• Friday, March 29, 2024

Business

Retailers, unions ‘extend worker safety accord’ in Bangladesh

In this photograph taken on April 29, 2013, Bangladeshi firefighters try to control a blaze during a rescue attempt after the Rana Plaza building collapsed in Savar, on the outskirts of Dhaka. More than 1,100 people were killed in one of the world’s worst industrial disasters. (Photo by MUNIR UZ ZAMAN/AFP via Getty Images)

By: Chandrashekar Bhat

MAJOR global retailers have agreed to extend a legal agreement with garment workers and factory owners in Bangladesh for a further two years.

Known as the Bangladesh Accord, the agreement subjects retailers to legal action if their factories fail to meet labour safety standards.

A representative for the agreement, originally signed in 2013, said on Wednesday (25) an official statement would be issued shortly, and declined to comment further.

The agreement was due to expire on August 31. The new version comes into force on September 1.

Some 200 retailers signed up to the accord in 2013, including retail giants H&M, Inditex, Fast Retailing’s Uniqlo, Hugo Boss, and Adidas.
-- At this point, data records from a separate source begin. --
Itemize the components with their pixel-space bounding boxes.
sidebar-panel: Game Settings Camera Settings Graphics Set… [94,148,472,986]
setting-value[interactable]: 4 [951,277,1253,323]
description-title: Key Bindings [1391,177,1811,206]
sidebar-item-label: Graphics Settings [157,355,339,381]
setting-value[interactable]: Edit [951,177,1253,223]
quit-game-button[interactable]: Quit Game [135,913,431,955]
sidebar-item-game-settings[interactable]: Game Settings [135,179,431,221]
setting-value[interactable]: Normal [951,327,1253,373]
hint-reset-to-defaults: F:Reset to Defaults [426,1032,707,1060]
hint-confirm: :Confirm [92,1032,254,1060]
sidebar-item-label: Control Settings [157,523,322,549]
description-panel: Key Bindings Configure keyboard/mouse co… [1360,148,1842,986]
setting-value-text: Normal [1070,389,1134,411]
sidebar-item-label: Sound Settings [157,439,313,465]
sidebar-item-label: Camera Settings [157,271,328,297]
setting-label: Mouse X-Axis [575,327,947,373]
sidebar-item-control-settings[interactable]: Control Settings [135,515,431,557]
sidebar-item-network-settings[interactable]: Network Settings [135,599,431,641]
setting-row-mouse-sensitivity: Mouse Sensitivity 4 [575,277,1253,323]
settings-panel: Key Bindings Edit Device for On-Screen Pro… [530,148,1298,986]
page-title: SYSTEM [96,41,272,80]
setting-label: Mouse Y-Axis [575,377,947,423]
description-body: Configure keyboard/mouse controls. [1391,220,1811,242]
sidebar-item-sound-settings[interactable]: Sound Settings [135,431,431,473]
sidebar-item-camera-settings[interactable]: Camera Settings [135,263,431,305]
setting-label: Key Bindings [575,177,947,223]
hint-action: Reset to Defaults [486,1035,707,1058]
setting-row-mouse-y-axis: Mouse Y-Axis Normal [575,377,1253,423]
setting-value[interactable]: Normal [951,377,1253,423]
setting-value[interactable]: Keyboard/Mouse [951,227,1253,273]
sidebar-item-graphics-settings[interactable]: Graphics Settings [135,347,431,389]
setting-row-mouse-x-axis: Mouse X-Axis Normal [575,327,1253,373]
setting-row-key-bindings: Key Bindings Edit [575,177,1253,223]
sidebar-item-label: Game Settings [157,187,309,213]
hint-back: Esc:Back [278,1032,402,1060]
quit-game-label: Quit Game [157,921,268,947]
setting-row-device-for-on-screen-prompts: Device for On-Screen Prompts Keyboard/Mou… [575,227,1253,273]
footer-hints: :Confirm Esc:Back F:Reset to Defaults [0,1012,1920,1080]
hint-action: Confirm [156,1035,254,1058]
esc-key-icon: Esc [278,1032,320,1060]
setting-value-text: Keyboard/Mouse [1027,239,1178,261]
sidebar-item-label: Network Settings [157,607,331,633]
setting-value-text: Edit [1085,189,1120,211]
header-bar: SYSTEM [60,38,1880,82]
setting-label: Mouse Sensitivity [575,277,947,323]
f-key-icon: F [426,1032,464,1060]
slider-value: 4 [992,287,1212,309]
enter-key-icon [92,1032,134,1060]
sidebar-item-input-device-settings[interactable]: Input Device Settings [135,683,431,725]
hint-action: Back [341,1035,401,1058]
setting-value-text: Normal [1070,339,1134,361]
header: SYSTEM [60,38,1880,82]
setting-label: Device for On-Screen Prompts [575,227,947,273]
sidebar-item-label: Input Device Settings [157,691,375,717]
A list of those that have also signed up to the extension will be made available on September 1, sources said.

A spokesperson for Uniqlo said they had not yet seen the new accord, but that they “generally support a new binding agreement… that has independent oversight and can be expanded to other countries.”

H&M, Inditex, Hugo Boss and Adidas did not immediately respond to requests for comment.

The five-year accord, struck in the aftermath of the Rana Plaza collapse in 2013 which killed more than 1,100 garment workers, instituted an independent body that held thousands of inspections and banned unsafe factories from supplying their signatory buyers.

That helped make some 1,600 factories safer for 2 million workers, according to labour activists.

Under a transition deal agreed in 2018 after the original Accord expired, a newly formed body, the Ready-Made Garments Sustainability Council (RSC), including unions, brands, and factory owners, took over the work of running factory inspections.

However, the RSC did not take over one unique portion of the accord – the ability for retailers to be tried in court in the country in which they are domiciled if they fail to meet their obligations, including cutting ties with factories that do not meet the accord’s standards.

This has now been extended until the end of October 2023, according to the document.

Signatories also agreed to discuss within six months which countries the accord could be extended to, with the aim of establishing it in at least one other country within two years, it said.

Negotiations over the accord’s extension hit a wall in May when US retailers resisted signing on to the legally binding aspect of the agreement, sources said.

Retailers including Target, Walmart, VF Corp and others who did not want to sign onto the original accord in 2013 formed a parallel alliance with similar functions, but without legal enforcement.

However, retailers had hoped to negotiate an extension to the accord which US retailers would also be willing to sign on to, sources said in May.

Walmart said it was not part of the accord’s extension. Target and VF Corp did not respond to requests for comment.